All this should create a Goldilocks macroeconomic backdrop that is benign for Chinese asset prices. However, microeconomic/credit risk at the firm and sector levels are expected to rise due to intensifying debt-reduction and structural reform efforts. The key equity investment theme in 2018 is consumption, supported by industrial upgrading and industrial migration to the inland provinces. This industrialisation trend is expected to shift the whole income distribution curve forward, benefiting staples and discretionary consumption segments and the share of e-commerce in total consumption.
Another major investment theme under China’s “new normal” growth environment is “beautiful China” (in President Xi Jinping’s words). This will benefit the environment sectors, including clean energy, electric vehicles and battery, emission control and environmental protection segments. Industrial upgrading under the “Made in China 2025” directive will benefit high-tech sectors including information technology, robotic, high-end machinery, cloud computing and semi-conductor.
The polluting and over-capacity industries will continue come under contractionary pressure as Beijing seeks to tighten environment standards and focus on “green” economic development and efficiency improvement. So expect some small players to exit the market through controlled bankruptcies and mergers and acquisitions by the large players.
Uneven liquidity stress from more deleveraging
Intensifying deleveraging efforts by selective tightening will create uneven liquidity stress across the industries. To gauge the system’s financial vulnerability, a recent study of 40 industries has ranked each industry’s debt-to-asset ratio and its share of liability to total industrial liabilities from high to low. The two rankings are added together to arrive at a financial stress score for the industry – the higher the score the higher the stress it will likely face when liquidity conditions tighten under Beijing’s debt-reduction efforts.
Financial stress scores of industries
The comparison (see chart) shows that, unsurprisingly, the excess-capacity sectors (including coal, utility and metals etc.) are the most vulnerable sectors. Most of them are also upstream industries dominated by highly-leveraged SOEs. These industries experienced sharp profit improvement and price gains in 2017 due mainly to the sharp rebound in PPI inflation.
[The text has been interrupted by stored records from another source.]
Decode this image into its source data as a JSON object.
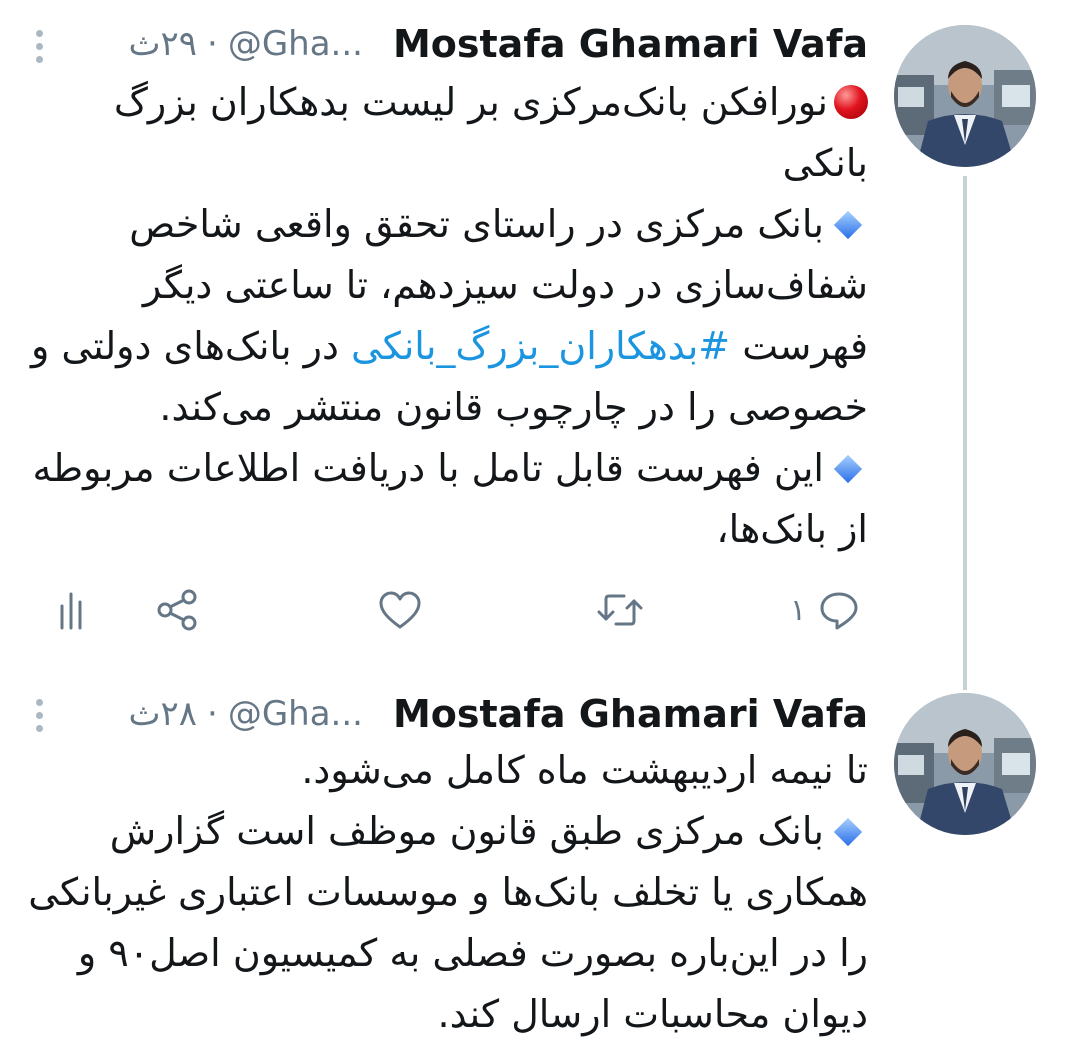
{
  "colors": {
    "text": "#14171a",
    "secondary": "#657786",
    "hashtag": "#1b95e0",
    "thread_line": "#c6d0d7"
  },
  "tweets": [
    {
      "author": "Mostafa Ghamari Vafa",
      "handle": "@Gha...",
      "separator": "·",
      "time": "۲۹ث",
      "lines": {
        "p1": "نورافکن بانک‌مرکزی بر لیست بدهکاران بزرگ بانکی",
        "p2_before": "بانک مرکزی در راستای تحقق واقعی شاخص شفاف‌سازی در دولت سیزدهم، تا ساعتی دیگر فهرست ",
        "p2_hashtag": "#بدهکاران_بزرگ_بانکی",
        "p2_after": " در بانک‌های دولتی و خصوصی را در چارچوب قانون منتشر می‌کند.",
        "p3": "این فهرست قابل تامل با دریافت اطلاعات مربوطه از بانک‌ها،"
      },
      "reply_count": "۱",
      "icons": {
        "reply": "reply-icon",
        "retweet": "retweet-icon",
        "like": "like-icon",
        "share": "share-icon",
        "analytics": "analytics-icon",
        "more": "more-vertical-icon"
      }
    },
    {
      "author": "Mostafa Ghamari Vafa",
      "handle": "@Gha...",
      "separator": "·",
      "time": "۲۸ث",
      "lines": {
        "p1": "تا نیمه اردیبهشت ماه کامل می‌شود.",
        "p2": "بانک مرکزی طبق قانون موظف است گزارش همکاری یا تخلف بانک‌ها و موسسات اعتباری غیربانکی را در این‌باره بصورت فصلی به کمیسیون اصل۹۰ و دیوان محاسبات ارسال کند."
      }
    }
  ]
}
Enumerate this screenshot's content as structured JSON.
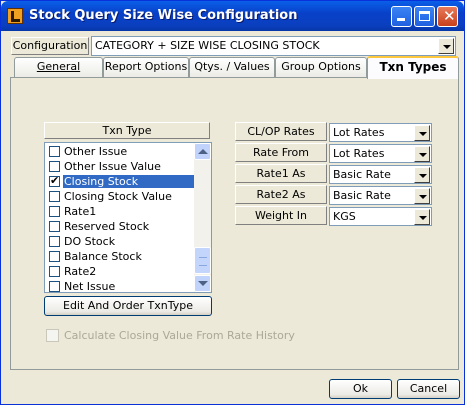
{
  "window": {
    "title": "Stock Query Size Wise Configuration"
  },
  "configuration": {
    "label": "Configuration",
    "value": "CATEGORY + SIZE WISE CLOSING STOCK"
  },
  "tabs": [
    {
      "label": "General",
      "active": false
    },
    {
      "label": "Report Options",
      "active": false
    },
    {
      "label": "Qtys. / Values",
      "active": false
    },
    {
      "label": "Group Options",
      "active": false
    },
    {
      "label": "Txn Types",
      "active": true
    }
  ],
  "txn": {
    "header": "Txn Type",
    "items": [
      {
        "label": "Other Issue",
        "checked": false
      },
      {
        "label": "Other Issue Value",
        "checked": false
      },
      {
        "label": "Closing Stock",
        "checked": true,
        "selected": true
      },
      {
        "label": "Closing Stock Value",
        "checked": false
      },
      {
        "label": "Rate1",
        "checked": false
      },
      {
        "label": "Reserved Stock",
        "checked": false
      },
      {
        "label": "DO Stock",
        "checked": false
      },
      {
        "label": "Balance Stock",
        "checked": false
      },
      {
        "label": "Rate2",
        "checked": false
      },
      {
        "label": "Net Issue",
        "checked": false
      }
    ],
    "edit_button": "Edit And Order TxnType",
    "calc_checkbox": "Calculate Closing Value From Rate History"
  },
  "rates": [
    {
      "label": "CL/OP Rates",
      "value": "Lot Rates"
    },
    {
      "label": "Rate From",
      "value": "Lot Rates"
    },
    {
      "label": "Rate1 As",
      "value": "Basic Rate"
    },
    {
      "label": "Rate2 As",
      "value": "Basic Rate"
    },
    {
      "label": "Weight In",
      "value": "KGS"
    }
  ],
  "buttons": {
    "ok": "Ok",
    "cancel": "Cancel"
  },
  "colors": {
    "titlebar": "#0a5fe8",
    "selection": "#316ac5",
    "active_tab_accent": "#ffc83c"
  }
}
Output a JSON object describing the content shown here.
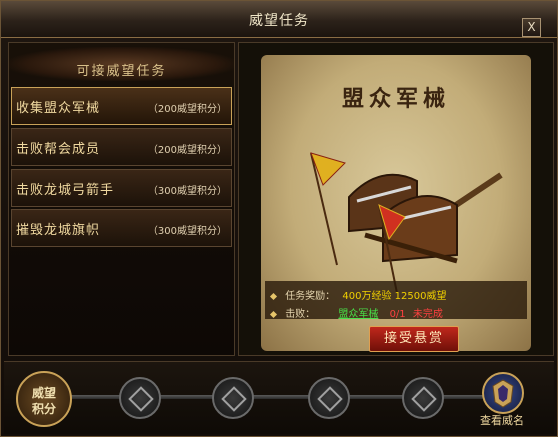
{
  "window": {
    "title": "威望任务",
    "close_label": "X"
  },
  "task_list": {
    "header": "可接威望任务",
    "items": [
      {
        "name": "收集盟众军械",
        "points": "（200威望积分）",
        "selected": true
      },
      {
        "name": "击败帮会成员",
        "points": "（200威望积分）",
        "selected": false
      },
      {
        "name": "击败龙城弓箭手",
        "points": "（300威望积分）",
        "selected": false
      },
      {
        "name": "摧毁龙城旗帜",
        "points": "（300威望积分）",
        "selected": false
      }
    ]
  },
  "detail": {
    "title": "盟众军械",
    "reward_label": "任务奖励：",
    "reward_value": "400万经验 12500威望",
    "defeat_label": "击败：",
    "defeat_target": "盟众军械",
    "defeat_progress": "0/1",
    "defeat_status": "未完成",
    "accept_label": "接受悬赏"
  },
  "bottom": {
    "reputation_label_1": "威望",
    "reputation_label_2": "积分",
    "rank_label": "查看威名"
  },
  "colors": {
    "accent_gold": "#c9a258",
    "button_red": "#c0281c",
    "reward_yellow": "#f0d000",
    "target_green": "#48e048"
  }
}
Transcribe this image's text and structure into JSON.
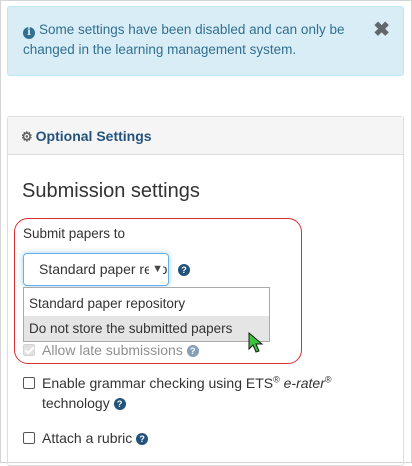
{
  "alert": {
    "message": "Some settings have been disabled and can only be changed in the learning management system."
  },
  "panel": {
    "heading": "Optional Settings",
    "section_title": "Submission settings"
  },
  "submit_papers": {
    "label": "Submit papers to",
    "selected": "Standard paper repository",
    "options": [
      "Standard paper repository",
      "Do not store the submitted papers"
    ],
    "hovered_option_index": 1
  },
  "options": {
    "late_submissions": {
      "label": "Allow late submissions",
      "checked": true,
      "disabled": true
    },
    "grammar": {
      "label_prefix": "Enable grammar checking using ETS",
      "reg": "®",
      "label_em": "e-rater",
      "label_suffix": "technology",
      "checked": false
    },
    "rubric": {
      "label": "Attach a rubric",
      "checked": false
    }
  },
  "colors": {
    "alert_bg": "#d9edf7",
    "alert_text": "#31708f",
    "link": "#23527c",
    "highlight_ring": "#d9302c",
    "cursor_green": "#3cc43c"
  },
  "icons": {
    "alert": "info-circle-icon",
    "close": "close-icon",
    "heading": "gear-icon",
    "help": "question-circle-icon",
    "select": "chevron-down-icon",
    "pointer": "mouse-pointer-icon"
  }
}
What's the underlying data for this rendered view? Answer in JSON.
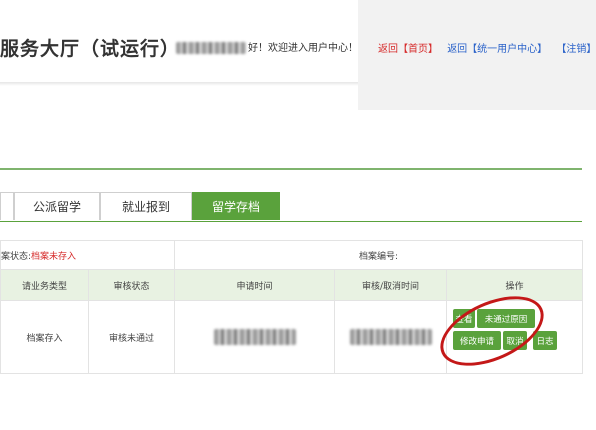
{
  "header": {
    "title": "服务大厅（试运行）",
    "welcome_suffix": "好！欢迎进入用户中心！",
    "links": [
      {
        "label": "返回【首页】",
        "color": "#d62b2b"
      },
      {
        "label": "返回【统一用户中心】",
        "color": "#2a62c9"
      },
      {
        "label": "【注销】",
        "color": "#2a62c9"
      }
    ]
  },
  "tabs": [
    {
      "label": ""
    },
    {
      "label": "公派留学"
    },
    {
      "label": "就业报到"
    },
    {
      "label": "留学存档",
      "active": true
    }
  ],
  "info": {
    "status_label": "案状态:",
    "status_value": "档案未存入",
    "archive_no_label": "档案编号:"
  },
  "table": {
    "columns": [
      "请业务类型",
      "审核状态",
      "申请时间",
      "审核/取消时间",
      "操作"
    ],
    "row": {
      "type": "档案存入",
      "status": "审核未通过"
    },
    "buttons": [
      {
        "label": "查看"
      },
      {
        "label": "未通过原因"
      },
      {
        "label": "修改申请"
      },
      {
        "label": "取消"
      },
      {
        "label": "日志"
      }
    ]
  },
  "colors": {
    "accent": "#5aa23c",
    "header_bg": "#e8f2e2",
    "annotation": "#c41818"
  }
}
With upstream inflation likely moderating in the coming quarters, their outstanding performance is unlikely to repeat in 2018, from a macroeconomic perspective that is.
Implications for fixed-income
With microeconomic risk rising under Beijing’s hawkish debt-reduction stance, Chinese onshore credit spread will likely increase further this year (while government and policy-bank bond yields will not be affected much). Small and regional property developers and builders face the biggest default risk in the onshore market, as they are most heavily exposed to wholesale, including shadow bank, funding which Beijing’s selective tightening measures are aiming at reining in.
However, if the market sells off indiscriminately on fears of further financial crackdown, the property sector may also present an opportunity for picking up under-valued bonds of good issuers. Credit-risk management and staying short-duration are key tactical strategies this year. Continued financial opening and increasing foreign participation in China’s capital market are credit-positive in the longer-term.